We have a strong culture of everything (apps, libraries, dependencies) going on PyPI, and basically no culture of standalone apps.

Yes, and this is one of the most glaring flaws in the current ecosystem. It would be cool if fixing this can be an outcome of this discussion.

I think conda has some potential in this regard, and the Anaconda distribution even includes a graphical installer that allows you to install “apps” (like Spyder). But it still can be confusing for a user who doesn’t understand when they do and don’t need to install an app multiple times in different environments, or how to use an app that’s installed in one environment to work with another environment. Again the problem is how to unify all this into a coherent and painless experience for the user.

I’m not sure who the “we” is in this case – Py2exe, Py2app, PyInstaller (and freeze before that) have been around for a long time. But if “we” is the PyPA community, than absolutely, because application distribution and “packaging” are not the same thing :slight_smile:

However, the term “application” is pretty tricky – for desktop GUI apps (and maybe desktop command line apps) fully wrapped up stand alone apps are a good way to go – but for, say, web applications, not so much. The PyPa-style packaging works fine for those (though most don’t need to go on PyPi!)

Perhaps the issue with that is that there isn’t that much desktop development going on these days.

1 Like

“We” is the community in general, and I’m trying to reflect the perception of users (rather than those of us within the PyPA), because that’s how it gets reflected to me.

I get asked frequently about this stuff, and all the packing apps are great and usually the response, but they aren’t known in the same way that pip and PyPI are known. So people rarely discover them on their own and instead try to force their way into PyPI.

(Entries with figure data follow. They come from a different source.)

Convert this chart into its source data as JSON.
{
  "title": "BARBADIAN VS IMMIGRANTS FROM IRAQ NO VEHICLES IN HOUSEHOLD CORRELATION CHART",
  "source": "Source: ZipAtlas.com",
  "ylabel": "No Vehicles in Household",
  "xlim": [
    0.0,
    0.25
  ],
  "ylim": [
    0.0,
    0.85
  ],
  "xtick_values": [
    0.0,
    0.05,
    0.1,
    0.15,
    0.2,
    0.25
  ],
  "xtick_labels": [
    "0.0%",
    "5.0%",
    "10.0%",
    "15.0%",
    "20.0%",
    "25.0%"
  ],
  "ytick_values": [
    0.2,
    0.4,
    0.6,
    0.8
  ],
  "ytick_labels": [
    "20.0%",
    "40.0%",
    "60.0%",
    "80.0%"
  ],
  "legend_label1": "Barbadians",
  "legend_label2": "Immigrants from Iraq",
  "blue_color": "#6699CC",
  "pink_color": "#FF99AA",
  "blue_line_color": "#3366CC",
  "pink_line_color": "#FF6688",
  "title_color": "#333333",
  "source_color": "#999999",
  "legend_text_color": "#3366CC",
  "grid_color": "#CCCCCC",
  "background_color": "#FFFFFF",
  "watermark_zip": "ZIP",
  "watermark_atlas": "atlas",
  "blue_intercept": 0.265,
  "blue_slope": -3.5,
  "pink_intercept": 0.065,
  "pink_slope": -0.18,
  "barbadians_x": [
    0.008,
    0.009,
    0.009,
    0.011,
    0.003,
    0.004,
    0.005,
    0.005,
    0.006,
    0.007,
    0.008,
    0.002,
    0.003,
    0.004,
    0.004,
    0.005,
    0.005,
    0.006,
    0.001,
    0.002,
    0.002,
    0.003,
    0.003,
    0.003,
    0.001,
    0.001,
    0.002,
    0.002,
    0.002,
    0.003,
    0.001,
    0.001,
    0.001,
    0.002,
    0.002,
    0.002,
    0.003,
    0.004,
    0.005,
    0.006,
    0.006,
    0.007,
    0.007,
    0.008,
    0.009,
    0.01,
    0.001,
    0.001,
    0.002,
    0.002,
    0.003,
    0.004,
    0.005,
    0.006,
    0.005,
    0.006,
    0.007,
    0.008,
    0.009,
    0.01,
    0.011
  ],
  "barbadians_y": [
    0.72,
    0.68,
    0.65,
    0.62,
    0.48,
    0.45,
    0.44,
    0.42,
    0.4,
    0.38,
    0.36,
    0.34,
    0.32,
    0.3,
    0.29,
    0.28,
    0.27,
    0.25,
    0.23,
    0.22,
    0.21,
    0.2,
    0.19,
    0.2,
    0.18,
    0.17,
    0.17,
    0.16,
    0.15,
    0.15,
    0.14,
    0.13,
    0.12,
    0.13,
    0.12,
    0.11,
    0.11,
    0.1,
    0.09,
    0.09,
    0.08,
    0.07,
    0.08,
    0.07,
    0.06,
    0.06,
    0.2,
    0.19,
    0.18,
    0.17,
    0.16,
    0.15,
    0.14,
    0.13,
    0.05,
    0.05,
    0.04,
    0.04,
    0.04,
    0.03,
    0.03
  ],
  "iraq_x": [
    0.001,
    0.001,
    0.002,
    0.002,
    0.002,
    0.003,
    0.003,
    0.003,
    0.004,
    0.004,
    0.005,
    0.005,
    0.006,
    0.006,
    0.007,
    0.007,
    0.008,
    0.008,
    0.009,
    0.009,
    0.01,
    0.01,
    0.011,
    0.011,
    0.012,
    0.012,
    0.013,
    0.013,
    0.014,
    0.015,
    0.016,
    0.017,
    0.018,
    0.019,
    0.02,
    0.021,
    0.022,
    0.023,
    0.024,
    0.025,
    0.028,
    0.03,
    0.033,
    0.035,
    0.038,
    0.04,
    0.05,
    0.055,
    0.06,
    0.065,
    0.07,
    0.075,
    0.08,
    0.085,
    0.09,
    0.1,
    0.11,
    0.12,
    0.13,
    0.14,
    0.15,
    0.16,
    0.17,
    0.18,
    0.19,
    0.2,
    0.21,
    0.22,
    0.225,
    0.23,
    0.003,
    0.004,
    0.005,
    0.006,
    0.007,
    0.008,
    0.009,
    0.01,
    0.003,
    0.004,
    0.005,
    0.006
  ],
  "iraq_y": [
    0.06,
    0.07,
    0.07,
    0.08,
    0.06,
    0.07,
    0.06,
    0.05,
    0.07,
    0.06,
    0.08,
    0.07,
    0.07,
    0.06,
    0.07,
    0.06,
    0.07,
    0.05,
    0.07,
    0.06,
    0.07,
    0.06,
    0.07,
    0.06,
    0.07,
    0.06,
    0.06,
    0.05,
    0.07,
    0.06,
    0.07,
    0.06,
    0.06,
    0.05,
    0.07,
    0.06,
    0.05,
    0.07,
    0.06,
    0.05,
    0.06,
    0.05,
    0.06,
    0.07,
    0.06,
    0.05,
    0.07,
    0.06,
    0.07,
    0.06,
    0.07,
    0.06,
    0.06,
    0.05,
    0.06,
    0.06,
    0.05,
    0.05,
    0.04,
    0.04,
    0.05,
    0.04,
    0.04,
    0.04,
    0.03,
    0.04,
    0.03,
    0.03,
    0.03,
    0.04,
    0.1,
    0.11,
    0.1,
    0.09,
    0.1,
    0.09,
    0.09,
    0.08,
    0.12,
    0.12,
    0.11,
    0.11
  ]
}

In general, I’m not ever referring to “the PyPA community” in these discussions, because we know exactly who’s in that community of project maintainers, and they’re not the target audience for the work we’re doing :wink:

I agree with this, and I’d go further and say that because those types of tool aren’t well known and easily discoverable, they feel “niche”, and have (in my experience) rough edges that reflect the fact that people using them need to have a certain level of expertise to even find them. That’s a vicious circle, and it would be extremely beneficial (for the user community as a whole) if we could somehow break it.

Covering “building a simple command line utility as a standalone application” in the packaging user guide would be a great start. And no, I don’t mean “make your application a distribution package and give it an entry point” :wink:

1 Like

Fair enough – it’s been a LONG time since I was new to all this :slight_smile:

I think a big part of the problem is that not very many people are developing stand alone applications these days – it’s jsut not on folks’ radar.

Looking now, the page on Applications in the PyPA docs is incomplete – that’s not helping :frowning:

https://packaging.python.org/en/latest/discussions/deploying-python-applications/?highlight=Application

And there is no entry in the Glossary for “Application”.

I suppose I should go spend time contributing to those docs instead of kibitzing on discourse …

I disagree. People write CLI tools all the time - they just bundle them via entry points, which is good enough to stop them wanting something better.

2 Likes

Sorry – I meant stand-alone desktop (GUI) apps.

Even for command line apps, if they are intended for an audience that doesn’t know or care that they are written in Python, then the pip install with entry points is less than ideal.

Want to use my app?

  • First, install Python (make sure it’s one of these versions …)
  • Second, decide if you are going to be using Python for other things, if so, then it’s probably best to set up a virtual environment – then you’ll need to activate that environment to run this app.
  • pip install it

Now you’re good to go!

Not a great story.

Conda and conda constructor are a slightly better story – particularly with conda execute (though it doesn’t appear to be getting any maintenance :slight_smile: ) – but not much better.

1 Like

For Python CLIs, pipx essentially replaces these two steps, and you never have to worry about venvs for this use case.